Some of De Villiers' decisions were publicly contested by players and promoters, notably Roger Federer and Rafael Nadal. Inside Tennis magazine reported the position between De Villiers and players thus:

The problem for de Villiers is the ATP is a union of multi-millionaire 19-25-year-old kids and they don't want to take orders from a former Disney executive.

In March 2008, 20 ATP players signed a letter to the ATP Board of Directors to the effect that De Villiers' contract should not be renewed until other candidates were interviewed for the position. Other players were more approving. In a 2007 Inside Tennis interview, doubles player Mike Bryan said of De Villiers: "[he] might make a couple of bad calls, but in general the guy's a genius".
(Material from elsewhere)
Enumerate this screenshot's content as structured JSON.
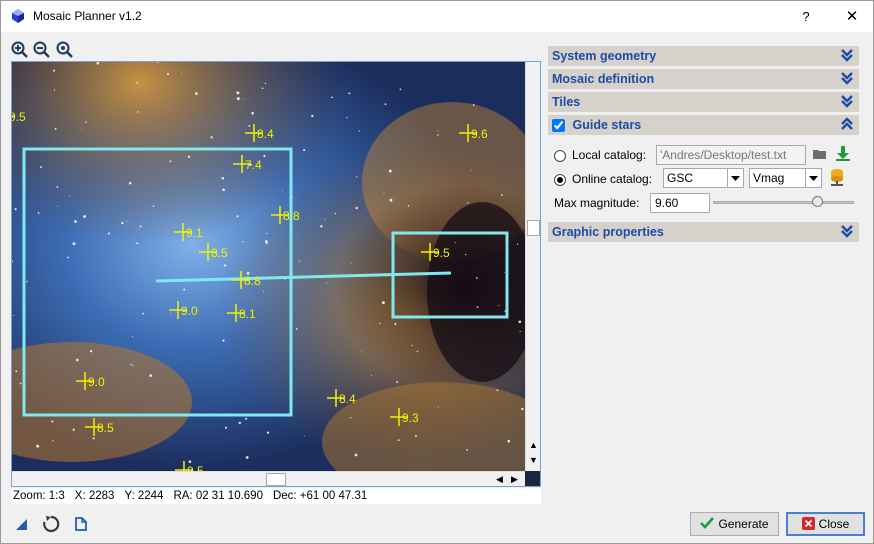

The ATP experienced external controversies during De Villiers tenure, most notably an antitrust lawsuit brought by the German Tennis Federation. The lawsuit challenged the ATP's right to downgrade Hamburg's status on the Masters Series, a decision that also reduced the earnings of some clay-court players. Hamburg's case was unanimously rejected by the US jury, but legal victory came at a considerable financial expense to the ATP.
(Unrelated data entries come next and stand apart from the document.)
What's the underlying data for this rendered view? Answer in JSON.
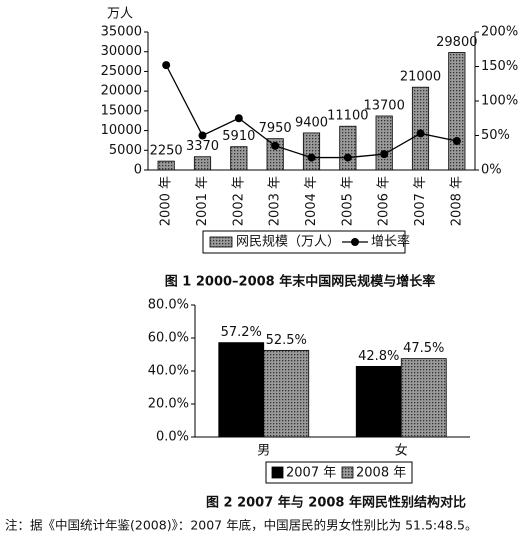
{
  "chart_data": [
    {
      "type": "bar",
      "title": "图 1 2000–2008 年末中国网民规模与增长率",
      "y_label": "万人",
      "categories": [
        "2000 年",
        "2001 年",
        "2002 年",
        "2003 年",
        "2004 年",
        "2005 年",
        "2006 年",
        "2007 年",
        "2008 年"
      ],
      "series": [
        {
          "name": "网民规模（万人）",
          "color": "#9a9a9a",
          "values": [
            2250,
            3370,
            5910,
            7950,
            9400,
            11100,
            13700,
            21000,
            29800
          ]
        },
        {
          "name": "增长率",
          "type": "line",
          "axis": "y2",
          "color": "#000000",
          "values": [
            152,
            50,
            75,
            35,
            18,
            18,
            23,
            53,
            42
          ]
        }
      ],
      "ylim": [
        0,
        35000
      ],
      "yticks": [
        0,
        5000,
        10000,
        15000,
        20000,
        25000,
        30000,
        35000
      ],
      "y2lim": [
        0,
        200
      ],
      "y2ticks": [
        {
          "value": 0,
          "label": "0%"
        },
        {
          "value": 50,
          "label": "50%"
        },
        {
          "value": 100,
          "label": "100%"
        },
        {
          "value": 150,
          "label": "150%"
        },
        {
          "value": 200,
          "label": "200%"
        }
      ],
      "legend": "bottom"
    },
    {
      "type": "bar",
      "title": "图 2 2007 年与 2008 年网民性别结构对比",
      "categories": [
        "男",
        "女"
      ],
      "series": [
        {
          "name": "2007 年",
          "color": "#000000",
          "values": [
            57.2,
            42.8
          ],
          "value_labels": [
            "57.2%",
            "42.8%"
          ]
        },
        {
          "name": "2008 年",
          "color": "#9a9a9a",
          "values": [
            52.5,
            47.5
          ],
          "value_labels": [
            "52.5%",
            "47.5%"
          ]
        }
      ],
      "ylim": [
        0,
        80
      ],
      "yticks": [
        {
          "value": 0,
          "label": "0.0%"
        },
        {
          "value": 20,
          "label": "20.0%"
        },
        {
          "value": 40,
          "label": "40.0%"
        },
        {
          "value": 60,
          "label": "60.0%"
        },
        {
          "value": 80,
          "label": "80.0%"
        }
      ],
      "legend": "bottom"
    }
  ],
  "note": "注：据《中国统计年鉴(2008)》：2007 年底，中国居民的男女性别比为 51.5:48.5。"
}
Separately, in 2007 several players reported being approached by illegal gambling rings offering money to fix matches. The ATP's subsequent investigation found some players had gambled in contravention of the ATP's rules. Although none had bet on their own matches, five players were fined and suspended. The much-publicised Davydenko-Argüello match in Sopot, where Betfair suspended betting after a series of highly unusual bets, prompted a rethink in the sport. De Villiers initiated an independent review to investigate whether corruption was systemic within the game. The report called for the establishment of a tennis-wide anti corruption unit, a recommendation that led to the Tennis Integrity Unit, a joint initiative by the ATP, ITF, WTA and the Grand Slam committee. In a 2007 interview with the New York Times, De Villiers said: "We can't possibly stop our athletes being approached [by illegal gambling rings]. We can't have all of our 700 or 800 athletes with bodyguards, but what we can do is educate them on their responsibilities when they are approached and the consequences of not behaving appropriately."
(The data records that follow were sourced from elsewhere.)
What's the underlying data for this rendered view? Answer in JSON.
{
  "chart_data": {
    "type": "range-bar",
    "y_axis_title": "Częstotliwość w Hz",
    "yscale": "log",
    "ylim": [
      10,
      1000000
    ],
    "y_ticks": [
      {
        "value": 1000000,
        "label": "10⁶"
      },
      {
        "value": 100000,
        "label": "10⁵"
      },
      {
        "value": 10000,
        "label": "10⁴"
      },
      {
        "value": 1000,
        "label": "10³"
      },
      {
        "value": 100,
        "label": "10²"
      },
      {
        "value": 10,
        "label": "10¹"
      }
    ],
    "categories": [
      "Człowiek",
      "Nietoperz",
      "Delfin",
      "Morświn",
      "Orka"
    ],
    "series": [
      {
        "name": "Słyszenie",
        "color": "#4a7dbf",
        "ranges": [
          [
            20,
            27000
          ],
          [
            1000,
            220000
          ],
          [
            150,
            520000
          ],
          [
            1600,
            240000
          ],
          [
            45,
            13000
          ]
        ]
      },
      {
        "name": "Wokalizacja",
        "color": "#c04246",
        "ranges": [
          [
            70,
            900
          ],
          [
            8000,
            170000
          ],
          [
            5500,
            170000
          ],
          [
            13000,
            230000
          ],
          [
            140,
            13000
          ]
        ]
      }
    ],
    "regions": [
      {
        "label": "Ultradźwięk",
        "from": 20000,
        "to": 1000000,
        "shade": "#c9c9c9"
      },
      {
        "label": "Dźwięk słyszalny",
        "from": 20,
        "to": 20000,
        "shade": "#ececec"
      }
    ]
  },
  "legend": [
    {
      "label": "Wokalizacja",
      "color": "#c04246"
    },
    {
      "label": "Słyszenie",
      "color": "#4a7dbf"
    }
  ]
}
A New York Times profile of De Villiers and ATP described him as "quotable and irreverent".

==BBC Worldwide==
De Villiers was chairman of the BBC's commercial holdings board, including BBC Worldwide, from 2005 to 2009. In de Villiers' last year as chairman the organisation announced revenues exceeding £1 billion for 2008/2009. In 2007/08, BBC Worldwide reported profits of £120m, up three-fold on 2004/05, with much of the increase coming from international expansion and new businesses.

==Disney==
In 1986 de Villiers joined the Walt Disney company, where he managed Disney's television activities worldwide. He went on to become head of Disney in Europe, including its theme parks, stores and home entertainment, with the international TV business growing from $15m to $1bn during his tenure, and from six employees to 700.

==Virgin Racing==
In October 2009 de Villiers was appointed chairman of the Virgin Racing F1 team. He resigned upon the team's sale to Marussia in December 2011.

==Private equity==
De Villiers cofounded private equity vehicle Englefield Capital, whose main investor was the Dutch Brenninkmeijer family. Englefield raised its debut fund of €730m in May 2003.

De Villiers is a former non-exec director of Pi Capital, an investment network for high-net-worth business leaders.

==DataEQ==
De Villiers is the current chairman of DataEQ, an opinion-mining technology firm. He is also an investor in the firm. DataEQ uses AI algorithms and crowd-sourcing to assess public opinion expressed online. It accurately predicted the results of the 2016 Brexit vote and Donald Trump's 2016 Presidential election victory.

==Personal life==
De Villiers is a former director of Marie Curie Cancer Care and the National Film and Television School Foundation.

He is married to his childhood sweetheart.